I know a lady who was diagnosed with ovarian cancer. In a state of shock she made her way over to her best friend’s house. The response she received from her friend, was a wail, a moan, and then a hail of tears exclaiming, “Oh My God, this is the worst day of my life!” After consoling her friend for quite some time, telling her everything would be alright; she got the girl her Vicodin, put her to bed, and made a b-line for the door. Shutting it behind her, she shook her head saying what the hell just happened?! If you know someone who is grieving, please don’t try to work through your own grief with them; choose someone in your own circle, therapist, or outside party to help. Remember, this is their time for attention and support from you.

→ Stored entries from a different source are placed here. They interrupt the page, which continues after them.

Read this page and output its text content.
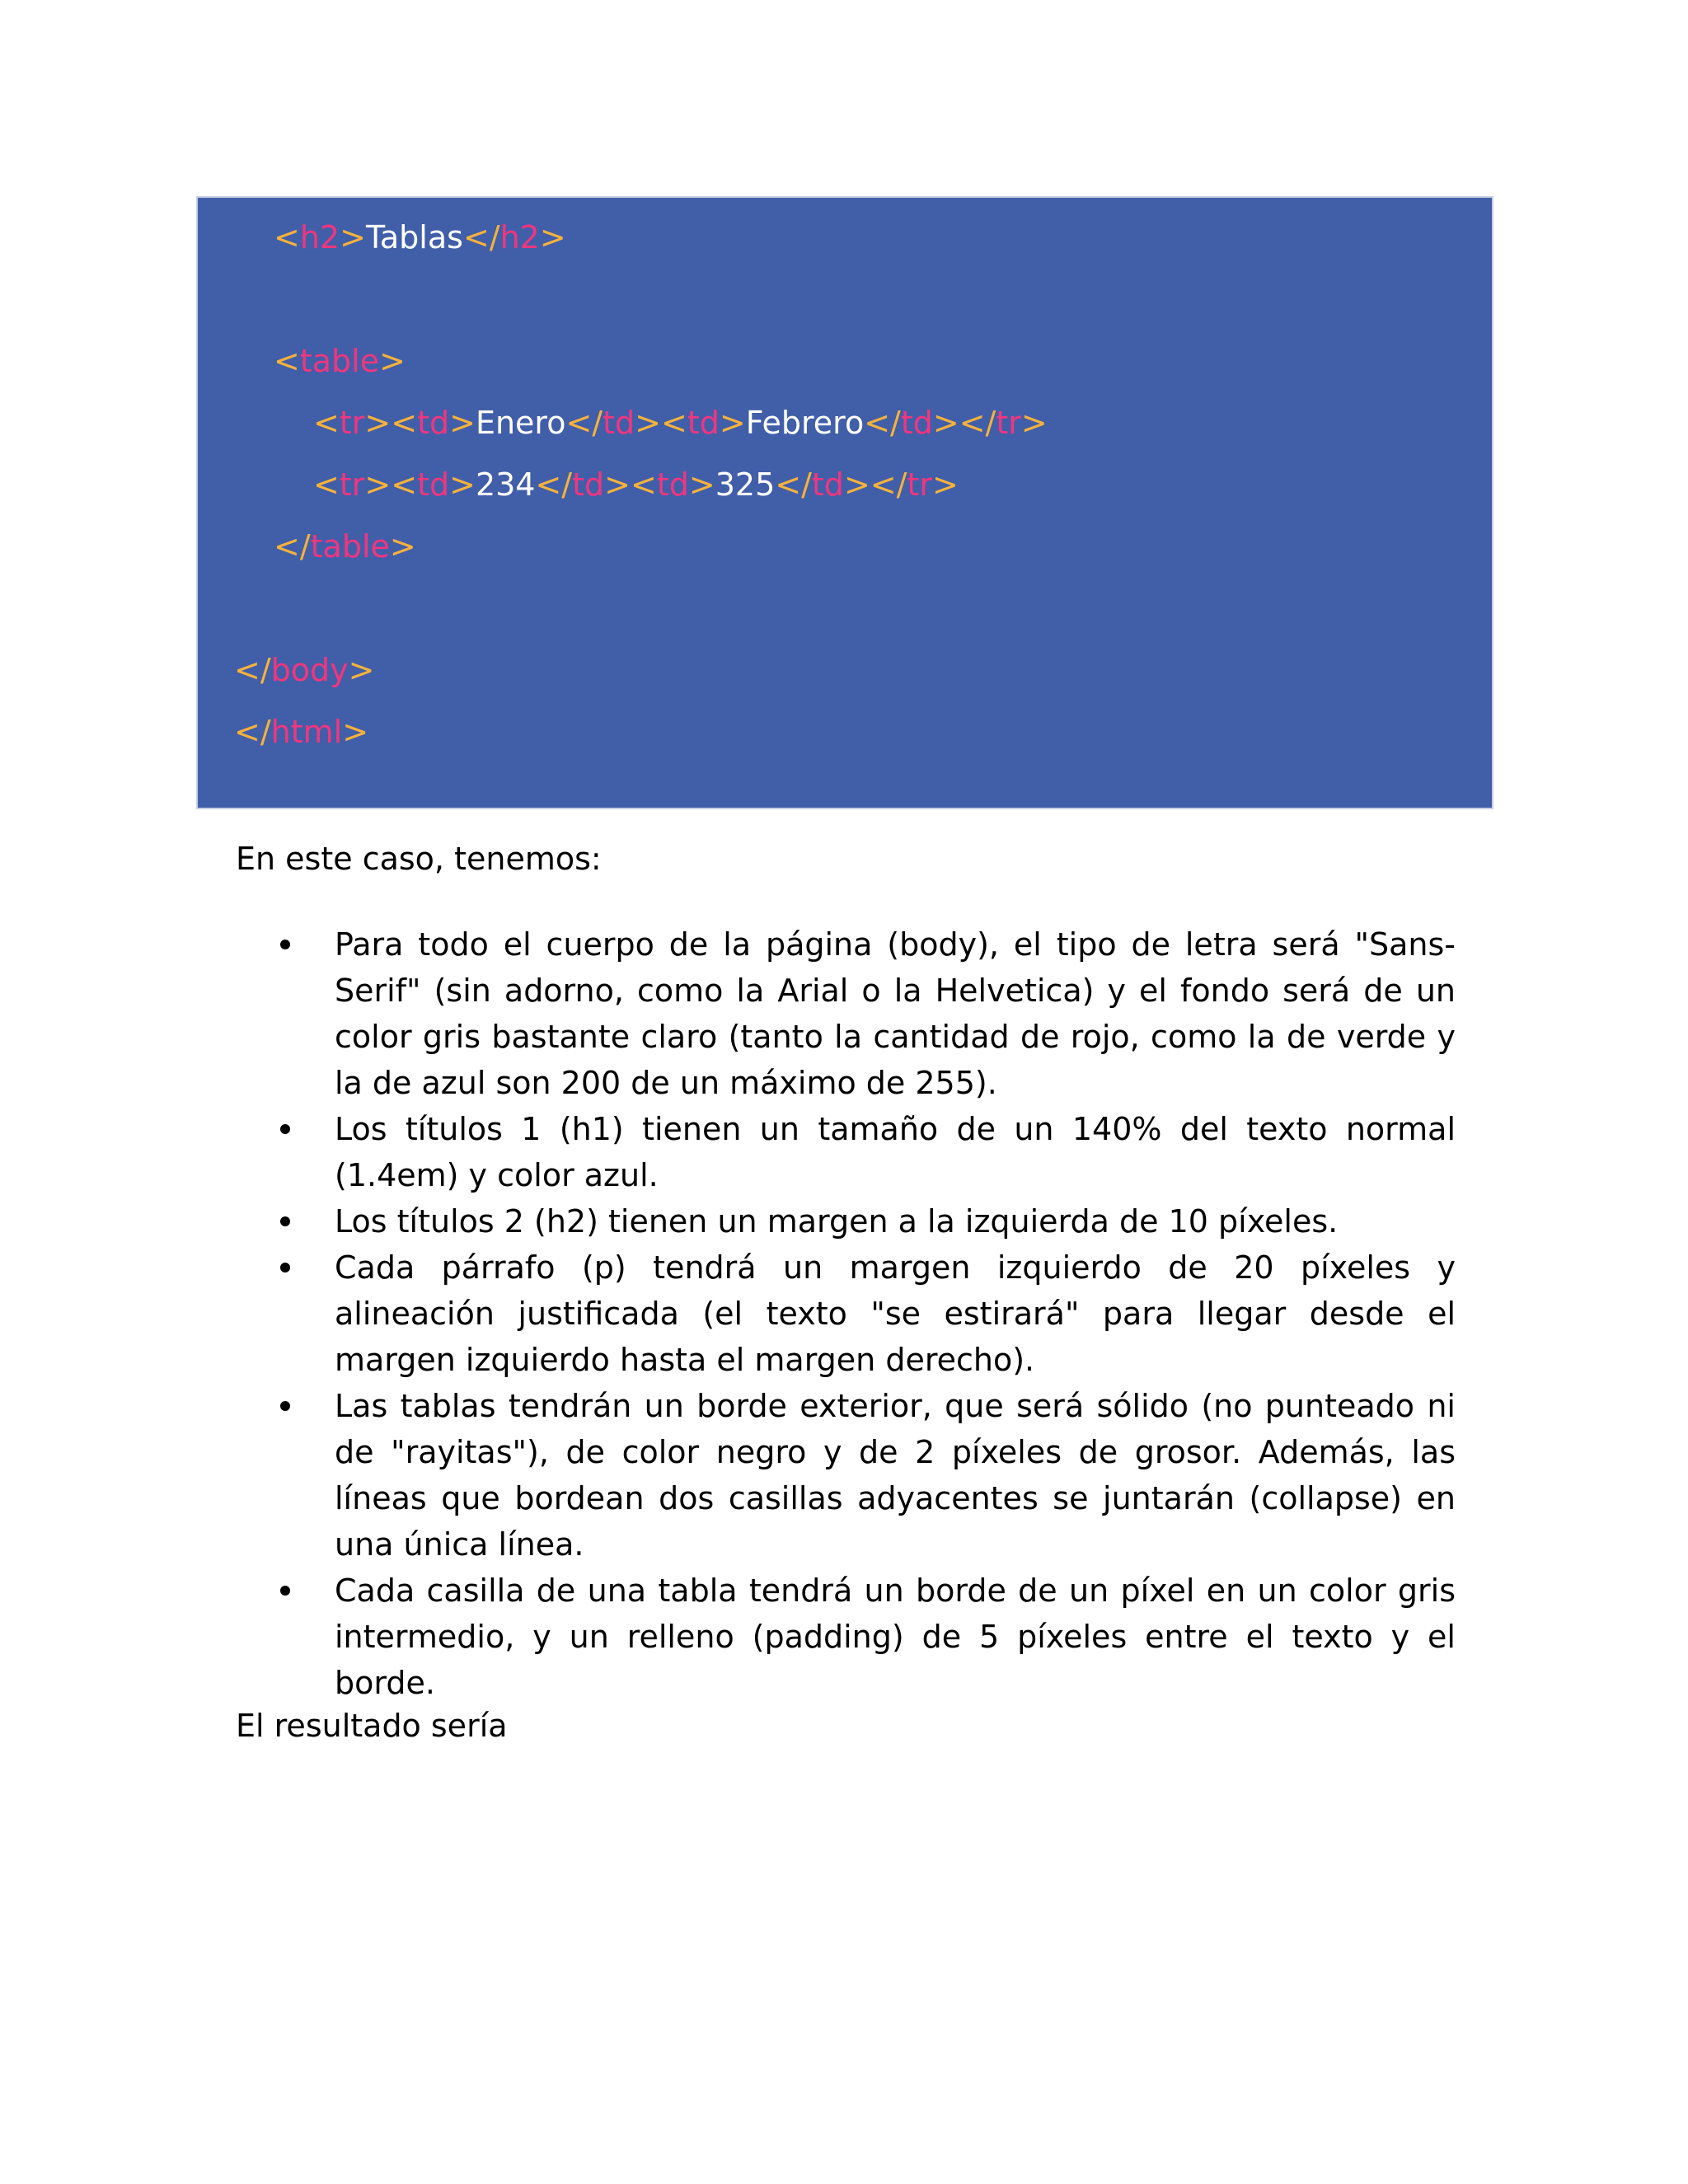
<h2>Tablas</h2>
<table>
<tr><td>Enero</td><td>Febrero</td></tr>
<tr><td>234</td><td>325</td></tr>
</table>
</body>
</html>
En este caso, tenemos:
Para todo el cuerpo de la página (body), el tipo de letra será "Sans-Serif" (sin adorno, como la Arial o la Helvetica) y el fondo será de un color gris bastante claro (tanto la cantidad de rojo, como la de verde y la de azul son 200 de un máximo de 255).
Los títulos 1 (h1) tienen un tamaño de un 140% del texto normal (1.4em) y color azul.
Los títulos 2 (h2) tienen un margen a la izquierda de 10 píxeles.
Cada párrafo (p) tendrá un margen izquierdo de 20 píxeles y alineación justificada (el texto "se estirará" para llegar desde el margen izquierdo hasta el margen derecho).
Las tablas tendrán un borde exterior, que será sólido (no punteado ni de "rayitas"), de color negro y de 2 píxeles de grosor. Además, las líneas que bordean dos casillas adyacentes se juntarán (collapse) en una única línea.
Cada casilla de una tabla tendrá un borde de un píxel en un color gris intermedio, y un relleno (padding) de 5 píxeles entre el texto y el borde.
El resultado sería
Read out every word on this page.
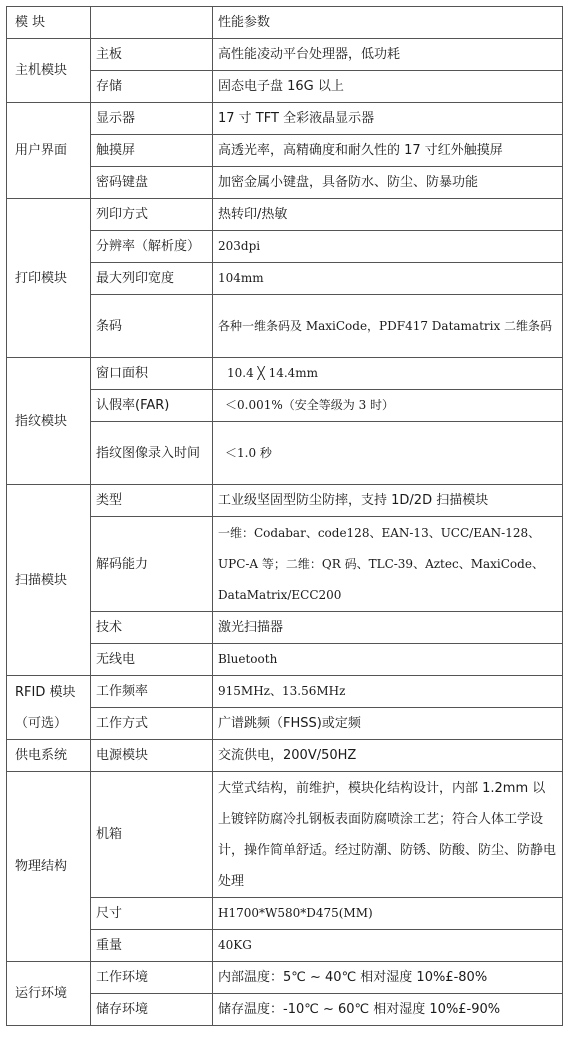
模 块		性能参数
主机模块	主板	高性能凌动平台处理器，低功耗
	存储	固态电子盘 16G 以上
用户界面	显示器	17 寸 TFT 全彩液晶显示器
	触摸屏	高透光率，高精确度和耐久性的 17 寸红外触摸屏
	密码键盘	加密金属小键盘，具备防水、防尘、防暴功能
打印模块	列印方式	热转印/热敏
	分辨率（解析度）	203dpi
	最大列印宽度	104mm
	条码	各种一维条码及 MaxiCode，PDF417 Datamatrix 二维条码
指纹模块	窗口面积	10.4 ╳ 14.4mm
	认假率(FAR)	＜0.001%（安全等级为 3 时）
	指纹图像录入时间	＜1.0 秒
扫描模块	类型	工业级坚固型防尘防摔，支持 1D/2D 扫描模块
	解码能力	一维：Codabar、code128、EAN-13、UCC/EAN-128、UPC-A 等；二维：QR 码、TLC-39、Aztec、MaxiCode、DataMatrix/ECC200
	技术	激光扫描器
	无线电	Bluetooth
RFID 模块（可选）	工作频率	915MHz、13.56MHz
	工作方式	广谱跳频（FHSS)或定频
供电系统	电源模块	交流供电，200V/50HZ
物理结构	机箱	大堂式结构，前维护，模块化结构设计，内部 1.2mm 以上镀锌防腐冷扎钢板表面防腐喷涂工艺；符合人体工学设计，操作简单舒适。经过防潮、防锈、防酸、防尘、防静电处理
	尺寸	H1700*W580*D475(MM)
	重量	40KG
运行环境	工作环境	内部温度：5℃ ~ 40℃ 相对湿度 10%£-80%
	储存环境	储存温度：-10℃ ~ 60℃ 相对湿度 10%£-90%
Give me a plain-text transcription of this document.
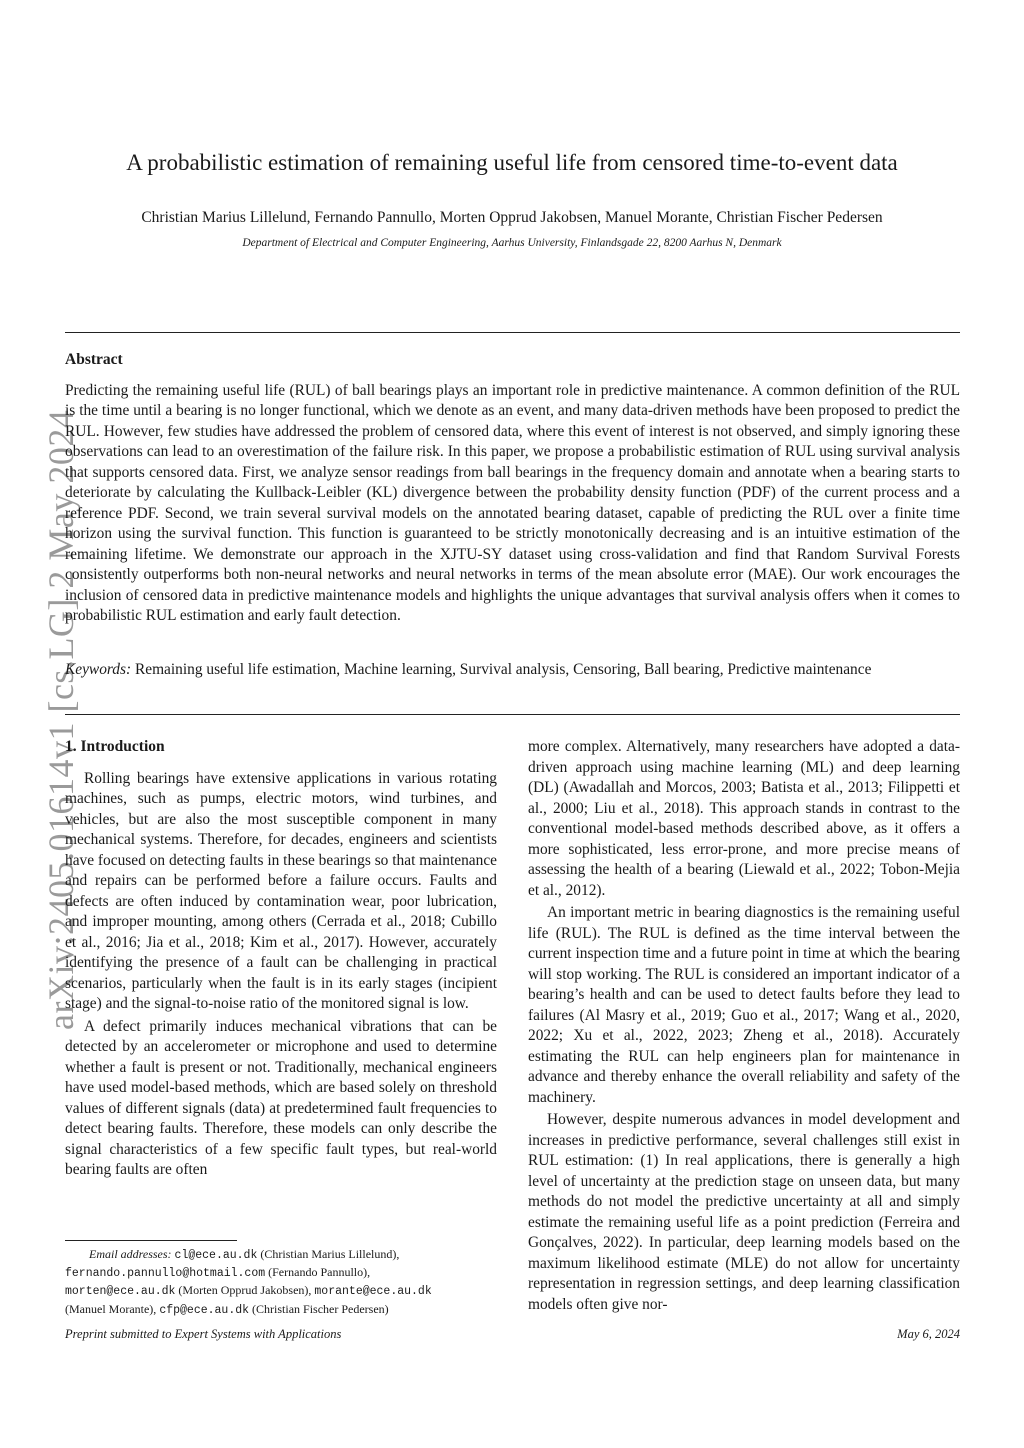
arXiv:2405.01614v1 [cs.LG] 2 May 2024
A probabilistic estimation of remaining useful life from censored time-to-event data
Christian Marius Lillelund, Fernando Pannullo, Morten Opprud Jakobsen, Manuel Morante, Christian Fischer Pedersen
Department of Electrical and Computer Engineering, Aarhus University, Finlandsgade 22, 8200 Aarhus N, Denmark
Abstract
Predicting the remaining useful life (RUL) of ball bearings plays an important role in predictive maintenance. A common definition of the RUL is the time until a bearing is no longer functional, which we denote as an event, and many data-driven methods have been proposed to predict the RUL. However, few studies have addressed the problem of censored data, where this event of interest is not observed, and simply ignoring these observations can lead to an overestimation of the failure risk. In this paper, we propose a probabilistic estimation of RUL using survival analysis that supports censored data. First, we analyze sensor readings from ball bearings in the frequency domain and annotate when a bearing starts to deteriorate by calculating the Kullback-Leibler (KL) divergence between the probability density function (PDF) of the current process and a reference PDF. Second, we train several survival models on the annotated bearing dataset, capable of predicting the RUL over a finite time horizon using the survival function. This function is guaranteed to be strictly monotonically decreasing and is an intuitive estimation of the remaining lifetime. We demonstrate our approach in the XJTU-SY dataset using cross-validation and find that Random Survival Forests consistently outperforms both non-neural networks and neural networks in terms of the mean absolute error (MAE). Our work encourages the inclusion of censored data in predictive maintenance models and highlights the unique advantages that survival analysis offers when it comes to probabilistic RUL estimation and early fault detection.
Keywords: Remaining useful life estimation, Machine learning, Survival analysis, Censoring, Ball bearing, Predictive maintenance
1. Introduction

Rolling bearings have extensive applications in various rotating machines, such as pumps, electric motors, wind turbines, and vehicles, but are also the most susceptible component in many mechanical systems. Therefore, for decades, engineers and scientists have focused on detecting faults in these bearings so that maintenance and repairs can be performed before a failure occurs. Faults and defects are often induced by contamination wear, poor lubrication, and improper mounting, among others (Cerrada et al., 2018; Cubillo et al., 2016; Jia et al., 2018; Kim et al., 2017). However, accurately identifying the presence of a fault can be challenging in practical scenarios, particularly when the fault is in its early stages (incipient stage) and the signal-to-noise ratio of the monitored signal is low.

A defect primarily induces mechanical vibrations that can be detected by an accelerometer or microphone and used to determine whether a fault is present or not. Traditionally, mechanical engineers have used model-based methods, which are based solely on threshold values of different signals (data) at predetermined fault frequencies to detect bearing faults. Therefore, these models can only describe the signal characteristics of a few specific fault types, but real-world bearing faults are often

more complex. Alternatively, many researchers have adopted a data-driven approach using machine learning (ML) and deep learning (DL) (Awadallah and Morcos, 2003; Batista et al., 2013; Filippetti et al., 2000; Liu et al., 2018). This approach stands in contrast to the conventional model-based methods described above, as it offers a more sophisticated, less error-prone, and more precise means of assessing the health of a bearing (Liewald et al., 2022; Tobon-Mejia et al., 2012).

An important metric in bearing diagnostics is the remaining useful life (RUL). The RUL is defined as the time interval between the current inspection time and a future point in time at which the bearing will stop working. The RUL is considered an important indicator of a bearing’s health and can be used to detect faults before they lead to failures (Al Masry et al., 2019; Guo et al., 2017; Wang et al., 2020, 2022; Xu et al., 2022, 2023; Zheng et al., 2018). Accurately estimating the RUL can help engineers plan for maintenance in advance and thereby enhance the overall reliability and safety of the machinery.

However, despite numerous advances in model development and increases in predictive performance, several challenges still exist in RUL estimation: (1) In real applications, there is generally a high level of uncertainty at the prediction stage on unseen data, but many methods do not model the predictive uncertainty at all and simply estimate the remaining useful life as a point prediction (Ferreira and Gonçalves, 2022). In particular, deep learning models based on the maximum likelihood estimate (MLE) do not allow for uncertainty representation in regression settings, and deep learning classification models often give nor-

Email addresses: cl@ece.au.dk (Christian Marius Lillelund),
fernando.pannullo@hotmail.com (Fernando Pannullo),
morten@ece.au.dk (Morten Opprud Jakobsen), morante@ece.au.dk
(Manuel Morante), cfp@ece.au.dk (Christian Fischer Pedersen)
Preprint submitted to Expert Systems with Applications	May 6, 2024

If They Offend You, Get Over It

There is no better time in a person’s life, other than possibly a woman in child birth, to receive a tremendous amount of latitude, then when they are grieving a profound loss. It is not uncommon for someone to say things that they don’t mean and at times don’t even remember, than when they are grieving. Especially the day of the loss or the funeral. So do your best to roll with the punches. That is not to say that you can’t set loving boundaries, it’s just best not to hold grudges.

Stages of Grief

In the 70’s we learned the 5 stages of grief; denial, anger, bargaining, depression, and acceptance. While a grieving person may experience all of these dynamics they don’t always follow in this order and are not experienced by everyone. There is no rhyme or reason to grief, at times just pure unadulterated emotion begging to be expressed. At times the slightest interaction with a grieving person can elicit an extreme grief response; i.e., screaming, crying, wailing, moaning, and occasionally an anxiety attack. So if you are witness; stay present, don’t react, encourage them to breathe, and if it’s appropriate…give a hug. The emotion will quickly pass. Also keep in mind that some folks are more comfortable being stoic or the funny guy when it comes to grief. All of these are appropriate ways of grieving. Please don’t ever accuse a person of not feeling grief because you don’t witness it, and the only time to intervene is if a grief response becomes life threatening. Like playing with guns or drinking and driving.

Social Media

Social media is not the place to announce your grief response, period. Deal with your feelings first and comment later. First of all, not everything on the internet is true, and you cannot undo the pain or humuliation of incorrect or pre-mature information. Secondly, if the family of a loved one wants your input publicly they will offer a clear opportunity; i.e., a page to welcome such comments and acknowledgements. Please don’t tag them in the grief response you post on your own page. Even if you feel you know someone well and think it is being supportive, it’s best to wait on the public memoriums until you have a clear sign from the grieving that they welcome public input.

Just Love

People don’t just grieve at funerals so bringing your open hearted lovingness, any opportunity that you get, to a person who is grieving is appreciated and will long be remembered. All during my mother’s illness and then after she died, my friend Dawn called me almost every day. I rarely picked up the phone but even so she would leave me long messages singing me silly songs, telling stories, or just saying hello. Often, I received a letter with photos and other stuff. Those letters and calls became the respite from my pain, but what meant the most to me is that she didn’t need or expect anything in return.

Finding a way to accept what life brings is a powerful challenge anyway, but even more so in the face of loss. The ways in which people have stepped up for me in times of loss are forever etched on my heart, whether it was a trip to the airport, a phone call, a meal, or helping me take care of my own responsibilities, nothing makes a person more aware of connection to other people than when they feel debilitated because of loss. Giving them the gift of presence, love, and service is the glue that will hold them together.